Cicurina Cave is a fun
through-trip under a dry creekbed, with watchable cave fauna along the
way. Be careful of rattlesnakes!
There are two entrances, almost on
opposite sides of the bed of Gorman Creek, which is normally dry. The South
Entrance is a 2.5-m climbable drop into a small, circular room. However,
to climb out requires a handline or step of some kind. A narrow passage
slopes steeply down for 10 m to a triangular room 25 m long and up to 20
m wide. The center is silted almost to the ceiling. This room is under
the creek bed and is damp from infiltration. The room contains abundant
invertebrate fauna and often has a single sleeping cave myotis bat (Myotis
velifer incautus). From the north end a passage 1 to 2 m high and 2
to 3 m wide zigzags generally northwest for about 60 m to the bottom of
an 8-m dome-pit that connects to upper and lower levels. The pit cannot
be free-climbed safely. The upper level leads through a short crawl to
the North Entrance, a shallow sinkhole in a cedar brake in the creek bed.

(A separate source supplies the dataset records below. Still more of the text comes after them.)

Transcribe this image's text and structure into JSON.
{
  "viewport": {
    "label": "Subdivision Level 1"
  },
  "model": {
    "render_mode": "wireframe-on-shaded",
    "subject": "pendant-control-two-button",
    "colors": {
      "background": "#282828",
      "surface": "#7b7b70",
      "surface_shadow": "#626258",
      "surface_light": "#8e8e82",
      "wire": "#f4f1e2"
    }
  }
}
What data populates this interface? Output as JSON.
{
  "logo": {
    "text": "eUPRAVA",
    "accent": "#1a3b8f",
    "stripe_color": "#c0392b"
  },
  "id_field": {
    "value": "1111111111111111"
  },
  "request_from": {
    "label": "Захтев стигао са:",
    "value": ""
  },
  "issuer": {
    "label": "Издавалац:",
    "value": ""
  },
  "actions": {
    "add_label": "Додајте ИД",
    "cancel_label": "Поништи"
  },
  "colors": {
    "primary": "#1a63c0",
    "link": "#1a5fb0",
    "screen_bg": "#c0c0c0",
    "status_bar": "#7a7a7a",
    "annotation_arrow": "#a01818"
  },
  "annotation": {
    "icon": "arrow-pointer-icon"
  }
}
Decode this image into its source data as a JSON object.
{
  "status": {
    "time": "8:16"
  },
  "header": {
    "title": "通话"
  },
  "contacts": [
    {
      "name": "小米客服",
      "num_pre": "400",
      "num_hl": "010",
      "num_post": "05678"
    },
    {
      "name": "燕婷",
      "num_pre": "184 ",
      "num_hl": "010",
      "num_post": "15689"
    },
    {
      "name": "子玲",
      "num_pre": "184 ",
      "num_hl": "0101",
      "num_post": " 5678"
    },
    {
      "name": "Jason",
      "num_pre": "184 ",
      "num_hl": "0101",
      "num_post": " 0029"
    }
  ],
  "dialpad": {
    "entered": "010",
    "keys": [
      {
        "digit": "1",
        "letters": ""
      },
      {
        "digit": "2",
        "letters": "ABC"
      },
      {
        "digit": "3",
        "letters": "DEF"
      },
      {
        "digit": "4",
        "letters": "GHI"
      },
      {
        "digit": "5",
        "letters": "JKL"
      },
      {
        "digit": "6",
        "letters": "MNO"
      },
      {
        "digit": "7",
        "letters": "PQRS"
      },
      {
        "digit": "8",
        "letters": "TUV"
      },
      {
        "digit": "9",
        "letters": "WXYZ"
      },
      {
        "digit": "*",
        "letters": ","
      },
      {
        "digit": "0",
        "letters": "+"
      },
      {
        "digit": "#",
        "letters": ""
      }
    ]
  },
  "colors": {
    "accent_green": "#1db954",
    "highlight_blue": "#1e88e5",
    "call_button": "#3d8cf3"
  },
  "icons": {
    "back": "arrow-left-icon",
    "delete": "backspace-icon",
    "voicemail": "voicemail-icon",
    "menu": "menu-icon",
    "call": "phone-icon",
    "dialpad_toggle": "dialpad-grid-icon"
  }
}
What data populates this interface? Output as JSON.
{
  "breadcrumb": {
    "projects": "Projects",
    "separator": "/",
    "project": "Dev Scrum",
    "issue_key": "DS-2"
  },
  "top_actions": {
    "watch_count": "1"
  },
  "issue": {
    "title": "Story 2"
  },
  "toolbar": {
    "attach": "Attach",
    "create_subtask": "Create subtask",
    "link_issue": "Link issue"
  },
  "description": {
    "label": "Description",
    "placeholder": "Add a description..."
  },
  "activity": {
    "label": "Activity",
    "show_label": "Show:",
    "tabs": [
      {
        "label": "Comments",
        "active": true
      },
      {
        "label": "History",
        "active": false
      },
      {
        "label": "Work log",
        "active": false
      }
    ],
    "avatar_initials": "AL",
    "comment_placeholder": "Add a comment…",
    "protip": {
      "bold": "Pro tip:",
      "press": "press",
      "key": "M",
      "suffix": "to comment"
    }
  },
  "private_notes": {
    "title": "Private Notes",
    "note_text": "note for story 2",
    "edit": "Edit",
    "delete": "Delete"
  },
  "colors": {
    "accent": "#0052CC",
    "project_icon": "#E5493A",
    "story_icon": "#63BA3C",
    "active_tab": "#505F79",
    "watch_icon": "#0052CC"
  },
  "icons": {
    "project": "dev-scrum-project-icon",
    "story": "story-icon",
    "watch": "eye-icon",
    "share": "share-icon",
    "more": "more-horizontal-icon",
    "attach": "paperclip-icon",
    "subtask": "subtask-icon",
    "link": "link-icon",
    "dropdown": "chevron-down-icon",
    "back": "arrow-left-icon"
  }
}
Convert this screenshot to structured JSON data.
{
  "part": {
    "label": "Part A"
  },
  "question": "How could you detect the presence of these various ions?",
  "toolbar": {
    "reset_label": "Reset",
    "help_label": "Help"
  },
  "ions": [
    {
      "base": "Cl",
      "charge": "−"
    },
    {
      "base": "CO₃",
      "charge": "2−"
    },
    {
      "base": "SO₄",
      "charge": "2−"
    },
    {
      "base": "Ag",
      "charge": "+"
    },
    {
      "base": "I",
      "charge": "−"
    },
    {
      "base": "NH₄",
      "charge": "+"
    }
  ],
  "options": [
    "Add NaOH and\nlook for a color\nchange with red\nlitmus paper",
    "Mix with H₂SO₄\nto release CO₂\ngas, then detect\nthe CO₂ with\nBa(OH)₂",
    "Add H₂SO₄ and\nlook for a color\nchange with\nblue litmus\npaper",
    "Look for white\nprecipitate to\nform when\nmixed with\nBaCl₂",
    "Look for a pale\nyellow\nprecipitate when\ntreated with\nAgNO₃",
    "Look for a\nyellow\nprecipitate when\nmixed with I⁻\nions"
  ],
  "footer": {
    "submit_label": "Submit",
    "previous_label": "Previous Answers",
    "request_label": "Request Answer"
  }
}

Watch out for rattlesnakes in this entrance area. The lower level leads
northeast as a sinuous passage 2 to 3 m in diameter for about 30 m, where
an intermittent stream enters, after which the cave gradually narrows and
sumps.
The cave has more than 20 species,
including the troglobites Cambala speobia (millipede) and Cicurina
sp. (possibly C. sansaba, a spider). Cicurina probably is one of
the better small caves in the park in which to observe fauna. The cave
is one of the weekend wild tours conducted at the park and is the subject
of a baseline ecology study in which visitors can participate. In 1996
the bones of two black bears were recovered from the cave by Dr. Ernest
Lundelius, Vertebrate Paleontology Laboratory, The University of Texas.